Leah Weiss hits the literary scene with electrifying Southern fiction August 22, 2017. If the Creek Don’t Rise is a story told with tremendous heart, and it’s one you won’t want to miss. Weiss writes with swagger and grace, and her prose crackles with conviction. Thanks go to Net Galley and Sourcebooks Landmark for the DRC, which I received free in exchange for this honest review.
Our tale unfolds in the hills and hollers of Appalachian North Carolina in the mid-twentieth century. Moonshine stills are as jealously guarded as ever, but now a person can get killed over a Ginseng patch as well. Formal education isn’t valued by everyone, and it’s hard to come by.
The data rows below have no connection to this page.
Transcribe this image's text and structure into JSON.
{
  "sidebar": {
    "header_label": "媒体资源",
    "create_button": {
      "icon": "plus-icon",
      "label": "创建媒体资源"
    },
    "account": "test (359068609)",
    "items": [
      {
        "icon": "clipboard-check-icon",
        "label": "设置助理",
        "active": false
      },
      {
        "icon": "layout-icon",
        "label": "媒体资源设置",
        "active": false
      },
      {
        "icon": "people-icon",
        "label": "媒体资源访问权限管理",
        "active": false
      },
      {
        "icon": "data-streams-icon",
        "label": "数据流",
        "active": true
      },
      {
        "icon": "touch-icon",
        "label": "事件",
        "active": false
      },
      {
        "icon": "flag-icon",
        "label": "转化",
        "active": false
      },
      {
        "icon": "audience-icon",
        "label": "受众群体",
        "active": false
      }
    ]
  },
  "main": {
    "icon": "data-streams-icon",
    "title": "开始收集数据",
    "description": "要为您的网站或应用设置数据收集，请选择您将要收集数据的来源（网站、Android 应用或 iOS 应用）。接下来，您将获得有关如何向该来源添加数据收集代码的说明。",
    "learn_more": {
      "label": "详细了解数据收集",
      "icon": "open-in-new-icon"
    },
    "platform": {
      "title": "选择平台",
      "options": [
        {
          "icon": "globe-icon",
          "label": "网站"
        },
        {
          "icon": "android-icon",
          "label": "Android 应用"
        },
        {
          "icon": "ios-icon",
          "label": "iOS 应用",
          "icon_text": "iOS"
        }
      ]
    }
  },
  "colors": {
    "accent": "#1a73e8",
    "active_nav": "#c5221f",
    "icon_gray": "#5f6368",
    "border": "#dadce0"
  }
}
Baines Creek is home to only one educated man, and that’s the minister, Eli Perkins, whose haunting early memories include the exorcism of Pharrell Moody; imagine a phalanx of grim, weapon-bearing deacons converging on a dark woods.
But now, Eli looks forward to having an educated person to talk to. The new teacher, Kate Shaw is a great big woman, middle-aged. She wears trousers “like a man”, and gossip is thick in the air before she’s even met the community. She tells everyone that she was fired from her last job, a smart move since it takes some of the wind out of the venomous rumor mill that greets her.
But Eli is smitten.
Another person that likes Kate immediately is Sadie Blue. Sadie is seventeen and newly married; the nuptials were a combination wager and shotgun affair. Now she’s isolated, lonely, and illiterate, but in Kate, a kindly soul that listens to her without judging, Sadie sees hope. Eli asks what Sadie thinks of the new teacher, and she says, “Got her a globe that spins…Gonna teach me to read.”
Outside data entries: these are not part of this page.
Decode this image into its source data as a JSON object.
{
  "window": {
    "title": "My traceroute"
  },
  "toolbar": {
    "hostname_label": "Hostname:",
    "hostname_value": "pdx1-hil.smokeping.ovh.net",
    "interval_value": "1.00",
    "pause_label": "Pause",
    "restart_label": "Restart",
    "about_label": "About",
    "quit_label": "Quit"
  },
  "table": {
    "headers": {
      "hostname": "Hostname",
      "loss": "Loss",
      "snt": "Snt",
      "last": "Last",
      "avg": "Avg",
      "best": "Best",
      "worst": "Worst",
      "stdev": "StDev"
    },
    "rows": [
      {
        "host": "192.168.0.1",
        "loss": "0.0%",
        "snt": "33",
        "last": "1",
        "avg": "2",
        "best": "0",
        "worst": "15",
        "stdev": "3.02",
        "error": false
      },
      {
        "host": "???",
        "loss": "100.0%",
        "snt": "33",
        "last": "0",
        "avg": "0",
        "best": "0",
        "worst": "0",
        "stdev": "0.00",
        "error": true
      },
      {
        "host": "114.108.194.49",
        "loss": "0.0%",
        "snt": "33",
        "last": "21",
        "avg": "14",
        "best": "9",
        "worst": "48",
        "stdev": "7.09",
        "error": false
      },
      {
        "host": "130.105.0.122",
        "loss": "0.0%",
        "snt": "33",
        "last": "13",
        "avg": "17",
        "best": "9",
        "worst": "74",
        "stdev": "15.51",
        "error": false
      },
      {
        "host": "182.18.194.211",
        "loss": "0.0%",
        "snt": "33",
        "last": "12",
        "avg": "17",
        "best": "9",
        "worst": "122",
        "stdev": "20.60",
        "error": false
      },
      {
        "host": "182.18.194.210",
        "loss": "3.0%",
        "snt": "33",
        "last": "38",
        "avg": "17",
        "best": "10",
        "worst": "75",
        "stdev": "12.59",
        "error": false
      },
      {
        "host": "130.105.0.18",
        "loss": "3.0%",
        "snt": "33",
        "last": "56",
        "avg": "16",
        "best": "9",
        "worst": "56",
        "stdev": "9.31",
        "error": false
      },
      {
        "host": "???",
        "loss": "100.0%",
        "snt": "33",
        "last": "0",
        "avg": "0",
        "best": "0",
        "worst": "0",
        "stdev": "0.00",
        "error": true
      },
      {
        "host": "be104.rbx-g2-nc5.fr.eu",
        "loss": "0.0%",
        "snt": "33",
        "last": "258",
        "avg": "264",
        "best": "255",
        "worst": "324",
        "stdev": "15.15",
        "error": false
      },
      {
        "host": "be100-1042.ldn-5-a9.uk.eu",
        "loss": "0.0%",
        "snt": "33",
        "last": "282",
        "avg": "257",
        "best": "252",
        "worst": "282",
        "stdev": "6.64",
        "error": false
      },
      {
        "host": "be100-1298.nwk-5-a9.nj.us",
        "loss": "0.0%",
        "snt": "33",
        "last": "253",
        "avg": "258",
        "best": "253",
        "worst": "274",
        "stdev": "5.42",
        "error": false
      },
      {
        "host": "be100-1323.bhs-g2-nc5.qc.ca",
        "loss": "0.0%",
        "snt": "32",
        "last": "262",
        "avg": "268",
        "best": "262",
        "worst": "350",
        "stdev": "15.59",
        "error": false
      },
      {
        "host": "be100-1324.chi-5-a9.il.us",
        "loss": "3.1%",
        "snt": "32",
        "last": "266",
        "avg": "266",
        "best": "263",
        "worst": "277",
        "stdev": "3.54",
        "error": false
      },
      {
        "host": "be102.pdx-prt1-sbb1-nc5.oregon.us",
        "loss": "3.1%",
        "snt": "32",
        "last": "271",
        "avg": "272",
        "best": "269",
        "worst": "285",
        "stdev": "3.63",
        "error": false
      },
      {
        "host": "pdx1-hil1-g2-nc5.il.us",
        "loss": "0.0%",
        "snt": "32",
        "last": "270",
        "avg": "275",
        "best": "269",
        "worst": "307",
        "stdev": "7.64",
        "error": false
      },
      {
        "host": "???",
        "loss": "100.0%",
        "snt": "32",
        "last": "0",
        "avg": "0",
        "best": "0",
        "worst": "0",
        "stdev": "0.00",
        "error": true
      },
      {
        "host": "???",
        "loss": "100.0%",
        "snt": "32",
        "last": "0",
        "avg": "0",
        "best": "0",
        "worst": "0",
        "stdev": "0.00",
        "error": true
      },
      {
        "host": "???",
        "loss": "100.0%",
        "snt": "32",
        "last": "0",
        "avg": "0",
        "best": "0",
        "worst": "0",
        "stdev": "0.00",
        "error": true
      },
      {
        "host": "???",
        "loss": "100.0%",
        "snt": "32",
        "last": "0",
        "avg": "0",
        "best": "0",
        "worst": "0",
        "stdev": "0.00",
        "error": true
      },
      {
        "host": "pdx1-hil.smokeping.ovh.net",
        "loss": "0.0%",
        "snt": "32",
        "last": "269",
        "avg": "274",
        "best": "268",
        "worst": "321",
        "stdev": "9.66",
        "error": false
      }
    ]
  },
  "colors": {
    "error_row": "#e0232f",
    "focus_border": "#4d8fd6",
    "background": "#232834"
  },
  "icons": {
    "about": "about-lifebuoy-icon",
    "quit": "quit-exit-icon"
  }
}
Sadie’s mother left her when she was tiny, and so Gladys has raised her. Gladys is Sadie’s grandmother, and she raised her alone after the death of her husband. She doesn’t want Sadie to marry Roy, but she also knows she can’t raise Sadie’s baby herself. Now Sadie is part wife, part captive, in the home of Roy Tupkin, a rattlesnake-mean abuser. Gladys isn’t the only one that doesn’t like Roy. Marris, who is close to Gladys, observes that “Roy needs killing”, and the sentiment is shared by Kate, who tells the reader that she would like to dismember him limb from limb. “I’d use a rusty saw.”
To be sure, it’s a violent tale full of hardscrabble characters living in horrifying rural poverty. Running water? Maybe, but probably not. Food stamps? Don’t even think it. Worthwhile job skills in Baines Creek involve knowing how to drive in the pitch dark around narrow mountain switchbacks without falling off, and knowing how to package a body for burial when no coffin is ready to hand. There’s a hint of Deliverance here, along with a voice that bears a similarity at times to that of Sharyn McCrumb as well as Fannie Flagg, winking in and out in places, yet it is never derivative. The grimness is broken up with stark, surprising humor that dodges out from behind a tree and catches us unaware.
I highlighted multiple brilliant character sketches, but I can’t quote all of them here; Birdie, Jerome Biddle, Marris, and Tattler Swann are all unforgettable. I would want to see this movie if I were assured no one would change any part of Weiss’s narrative.
This story has created a great deal of buzz, and rightly so. Don’t let yourself be left out. This story is recommended to all that love great fiction and that have a strong literacy level.